The hutch is 7' tall by 96" wide
I cannot imagine anyone wanting such a table or china cupboard/hutch. It will stay with this house when we leave, because we designed it for this house.
We used to fill it with family every holiday.
Now it's just 2 or 3 of us. Holidays might see 6 to 8 people.
-
@mark said in Amazing deals as people downsize:
We had our dining room set built by the local Amish. Solid Oak, 54"x 12' with the leaves in. It seats 12 easily and more if you get cozy.
The hutch is 7' tall by 96" wide
I cannot imagine anyone wanting such a table or china cupboard/hutch. It will stay with this house when we leave, because we designed it for this house.

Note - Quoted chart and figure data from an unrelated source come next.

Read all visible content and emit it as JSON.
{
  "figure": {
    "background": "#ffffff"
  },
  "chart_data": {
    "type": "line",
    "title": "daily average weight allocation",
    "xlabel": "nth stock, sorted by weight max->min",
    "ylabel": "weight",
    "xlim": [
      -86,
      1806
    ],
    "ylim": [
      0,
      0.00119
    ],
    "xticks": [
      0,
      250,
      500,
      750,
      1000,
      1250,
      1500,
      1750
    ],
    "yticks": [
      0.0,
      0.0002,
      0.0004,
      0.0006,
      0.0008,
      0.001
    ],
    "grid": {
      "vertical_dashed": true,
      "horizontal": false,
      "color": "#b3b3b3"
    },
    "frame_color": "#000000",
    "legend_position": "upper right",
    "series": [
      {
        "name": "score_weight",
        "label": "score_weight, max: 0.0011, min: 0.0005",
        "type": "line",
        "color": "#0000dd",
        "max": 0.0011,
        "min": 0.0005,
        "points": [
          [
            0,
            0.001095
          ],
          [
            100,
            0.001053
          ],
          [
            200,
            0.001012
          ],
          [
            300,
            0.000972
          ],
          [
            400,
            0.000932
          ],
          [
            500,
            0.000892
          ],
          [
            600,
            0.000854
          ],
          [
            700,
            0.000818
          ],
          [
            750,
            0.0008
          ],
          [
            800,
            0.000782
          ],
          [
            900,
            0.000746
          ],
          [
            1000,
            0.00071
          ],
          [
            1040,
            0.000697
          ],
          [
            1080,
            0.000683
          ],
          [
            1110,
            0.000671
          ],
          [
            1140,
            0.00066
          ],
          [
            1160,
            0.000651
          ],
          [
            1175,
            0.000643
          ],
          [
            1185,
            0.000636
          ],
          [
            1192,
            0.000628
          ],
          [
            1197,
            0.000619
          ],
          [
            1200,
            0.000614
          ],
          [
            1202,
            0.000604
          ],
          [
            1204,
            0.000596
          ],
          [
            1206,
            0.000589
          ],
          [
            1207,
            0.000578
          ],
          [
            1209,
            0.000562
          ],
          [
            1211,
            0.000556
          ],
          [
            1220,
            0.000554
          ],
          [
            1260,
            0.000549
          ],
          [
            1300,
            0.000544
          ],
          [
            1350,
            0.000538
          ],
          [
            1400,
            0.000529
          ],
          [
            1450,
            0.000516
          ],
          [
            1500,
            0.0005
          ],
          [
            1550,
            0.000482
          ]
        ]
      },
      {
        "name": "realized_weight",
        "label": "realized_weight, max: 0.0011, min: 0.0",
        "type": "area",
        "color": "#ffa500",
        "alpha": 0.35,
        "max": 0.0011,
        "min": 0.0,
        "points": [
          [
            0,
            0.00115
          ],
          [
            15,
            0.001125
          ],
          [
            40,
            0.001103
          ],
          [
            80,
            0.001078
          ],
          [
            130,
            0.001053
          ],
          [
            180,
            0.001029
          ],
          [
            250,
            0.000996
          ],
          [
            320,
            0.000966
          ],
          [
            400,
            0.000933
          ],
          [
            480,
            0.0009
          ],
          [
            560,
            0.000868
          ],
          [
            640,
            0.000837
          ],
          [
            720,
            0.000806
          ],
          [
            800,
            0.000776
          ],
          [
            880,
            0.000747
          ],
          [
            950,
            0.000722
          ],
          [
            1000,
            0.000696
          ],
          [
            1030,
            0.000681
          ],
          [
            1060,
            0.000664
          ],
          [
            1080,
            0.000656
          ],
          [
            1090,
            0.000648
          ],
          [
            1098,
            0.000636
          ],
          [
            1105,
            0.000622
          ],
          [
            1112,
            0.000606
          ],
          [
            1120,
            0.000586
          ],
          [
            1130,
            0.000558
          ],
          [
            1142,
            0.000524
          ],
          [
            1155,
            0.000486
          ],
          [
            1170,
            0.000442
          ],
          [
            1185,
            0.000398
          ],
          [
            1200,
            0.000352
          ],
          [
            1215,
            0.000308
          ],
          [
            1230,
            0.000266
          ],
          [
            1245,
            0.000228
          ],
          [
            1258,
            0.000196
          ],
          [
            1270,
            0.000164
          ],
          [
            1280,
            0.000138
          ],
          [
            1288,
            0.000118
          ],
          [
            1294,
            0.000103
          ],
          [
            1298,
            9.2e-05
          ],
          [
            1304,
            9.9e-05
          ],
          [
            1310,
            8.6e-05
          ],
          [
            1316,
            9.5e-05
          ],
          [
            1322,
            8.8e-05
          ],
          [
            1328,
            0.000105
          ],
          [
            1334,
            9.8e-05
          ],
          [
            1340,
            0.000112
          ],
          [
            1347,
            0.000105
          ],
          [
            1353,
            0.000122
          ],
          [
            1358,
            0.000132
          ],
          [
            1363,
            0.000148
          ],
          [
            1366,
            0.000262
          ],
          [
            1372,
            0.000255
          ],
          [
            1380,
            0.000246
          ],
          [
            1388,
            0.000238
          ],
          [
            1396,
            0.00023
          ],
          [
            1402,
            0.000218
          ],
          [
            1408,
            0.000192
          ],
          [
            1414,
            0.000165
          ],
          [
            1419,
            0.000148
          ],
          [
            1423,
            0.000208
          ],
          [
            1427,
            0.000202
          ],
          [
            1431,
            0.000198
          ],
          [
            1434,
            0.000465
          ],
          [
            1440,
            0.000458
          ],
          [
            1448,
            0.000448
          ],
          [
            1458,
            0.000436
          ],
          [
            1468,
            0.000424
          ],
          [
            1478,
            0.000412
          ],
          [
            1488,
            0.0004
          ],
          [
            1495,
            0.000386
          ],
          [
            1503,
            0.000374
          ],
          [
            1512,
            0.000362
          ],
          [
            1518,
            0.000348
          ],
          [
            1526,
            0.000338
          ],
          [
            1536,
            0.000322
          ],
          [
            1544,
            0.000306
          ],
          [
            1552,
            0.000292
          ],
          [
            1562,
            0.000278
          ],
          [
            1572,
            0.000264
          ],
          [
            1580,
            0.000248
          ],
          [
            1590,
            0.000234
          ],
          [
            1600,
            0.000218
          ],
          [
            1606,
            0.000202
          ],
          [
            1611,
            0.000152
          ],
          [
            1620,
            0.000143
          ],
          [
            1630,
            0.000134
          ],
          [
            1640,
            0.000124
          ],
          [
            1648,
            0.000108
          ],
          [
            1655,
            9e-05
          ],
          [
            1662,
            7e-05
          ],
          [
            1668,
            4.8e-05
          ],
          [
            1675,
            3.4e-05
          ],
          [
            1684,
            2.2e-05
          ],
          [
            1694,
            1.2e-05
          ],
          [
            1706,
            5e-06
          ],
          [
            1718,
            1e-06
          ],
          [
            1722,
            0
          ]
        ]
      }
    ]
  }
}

We used to fill it with family every holiday.
Now it's just 2 or 3 of us. Holidays might see 6 to 8 people.
You need to feed more people!
-
@loki said in Amazing deals as people downsize:
If it’s mid century modern it will capture a premium. Otherwise I heard from someone, if it’s brown flush it down.
Which is a crying shame. In a few years, fashion will change and people will decry all the painted and distressed furniture...
-
@loki said in Amazing deals as people downsize:
If it’s mid century modern it will capture a premium. Otherwise I heard from someone, if it’s brown flush it down.
Mid century modern - the furniture none of us wanted to take when we left the house. Too old fashioned.
We eat at either the dining room table, as we did Saturday night, or at a glass topped 4'round table in the sunroom. Or on the deck. If it's just MFR and I we might eat in front of the squackbox if we've been together all day.